Clinical presentation: 33-year-old man was referred to the outpatient for poorly controlled hypoparathyroidism along with hypomagnesemia, and mild hypokalemia and dehydration. His hypoparathyroidism was diagnosed on the second day of birth. The patient presented nephrolithiasis and basal ganglia calcification. In 2020, he was also diagnosed with Cml. He was treated with calcium carbonate, alfacalcidol, cholocalciferol, hydroclorothiazide. He also received dasatinib for the Cml. At the outpatient, rhPTH was initiated along with magnesium supplements leading to reduction of the alfacalcidol and calcium supplements and to a better control of hypocalcemia and hypercalciuria. NGS was performed and demonstrated a genetic change (c.2486A>G) in exon 7 of the CaSR. The patient had a heterozygous substitution of adenine (TAT) for guanine (TGT) at codon 829.

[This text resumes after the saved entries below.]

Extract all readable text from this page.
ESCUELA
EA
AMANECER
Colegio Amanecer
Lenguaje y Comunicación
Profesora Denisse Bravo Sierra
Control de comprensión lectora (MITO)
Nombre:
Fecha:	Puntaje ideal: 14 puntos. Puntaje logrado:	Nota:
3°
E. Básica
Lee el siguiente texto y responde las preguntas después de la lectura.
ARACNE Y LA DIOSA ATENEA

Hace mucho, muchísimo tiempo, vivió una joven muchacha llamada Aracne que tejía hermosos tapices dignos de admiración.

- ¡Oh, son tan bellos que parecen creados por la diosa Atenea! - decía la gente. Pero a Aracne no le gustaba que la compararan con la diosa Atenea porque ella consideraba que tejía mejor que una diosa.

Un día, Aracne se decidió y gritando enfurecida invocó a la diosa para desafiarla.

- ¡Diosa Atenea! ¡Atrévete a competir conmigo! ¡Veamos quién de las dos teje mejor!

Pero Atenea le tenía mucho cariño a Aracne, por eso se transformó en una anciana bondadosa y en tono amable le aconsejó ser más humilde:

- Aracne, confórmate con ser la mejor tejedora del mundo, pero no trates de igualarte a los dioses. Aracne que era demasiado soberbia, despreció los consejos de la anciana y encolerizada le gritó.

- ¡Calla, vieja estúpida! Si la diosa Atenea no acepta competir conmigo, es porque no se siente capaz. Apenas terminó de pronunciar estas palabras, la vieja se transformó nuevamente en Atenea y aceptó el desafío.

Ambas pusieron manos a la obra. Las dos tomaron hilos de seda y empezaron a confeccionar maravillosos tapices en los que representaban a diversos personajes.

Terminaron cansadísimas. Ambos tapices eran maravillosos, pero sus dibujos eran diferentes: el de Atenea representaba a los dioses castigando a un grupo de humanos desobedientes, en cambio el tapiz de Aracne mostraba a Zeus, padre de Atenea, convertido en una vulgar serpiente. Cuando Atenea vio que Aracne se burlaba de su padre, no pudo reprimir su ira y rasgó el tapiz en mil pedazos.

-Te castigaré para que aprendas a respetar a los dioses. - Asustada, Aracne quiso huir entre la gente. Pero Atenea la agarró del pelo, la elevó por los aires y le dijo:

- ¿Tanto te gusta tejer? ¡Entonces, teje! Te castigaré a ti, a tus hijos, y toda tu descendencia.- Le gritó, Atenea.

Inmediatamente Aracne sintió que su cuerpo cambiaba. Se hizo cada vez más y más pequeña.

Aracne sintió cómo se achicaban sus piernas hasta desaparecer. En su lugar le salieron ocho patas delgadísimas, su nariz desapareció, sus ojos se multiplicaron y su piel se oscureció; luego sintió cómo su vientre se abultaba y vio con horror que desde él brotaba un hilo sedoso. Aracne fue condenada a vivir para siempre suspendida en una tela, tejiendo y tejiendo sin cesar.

Discussion: This is the third case of the specific mutation. In one case, mild Bartter V syndrome was also co-exist. The clinical presentations and onset timing of BS phenotype differ according to the type of mutation. Moreover, BS phenotype can differ between patients who have the same CaSR mutation, deteriorating the loss of water and predisposing to hypokalemia to varying extent. Of interest, this is the second case presenting with ADH1 and Cml. In the first reported case, severe hypocalcemia was triggered by imatinib leading to the diagnosis of underlying ADH1. CaSR has been found to modulate intracellular levels of Ca2+ and consequently calcium-dependent protein kinases which coordinate several signaling pathways (i.e. P-ERK and b-catenin) which are crucial to Cml malignant transformation in the same manner as BCR-ABL does. Conclusively,1)in Cml patients treated with TKIs and presented with severe hypocalcemia, the possible existence of ADH1 may need to be investigated, 2) a potential role CASR activating mutations in the pathogenesis and progress of Cml merits investigation.
References: 1. Jones- Ryan M, et al. J Endocr Soc. 2020 May 8; 4(Suppl 1): SAT-347.
2. Choi KH, et al. Korean J Pediatr [Internet]. 2015;58(4):148.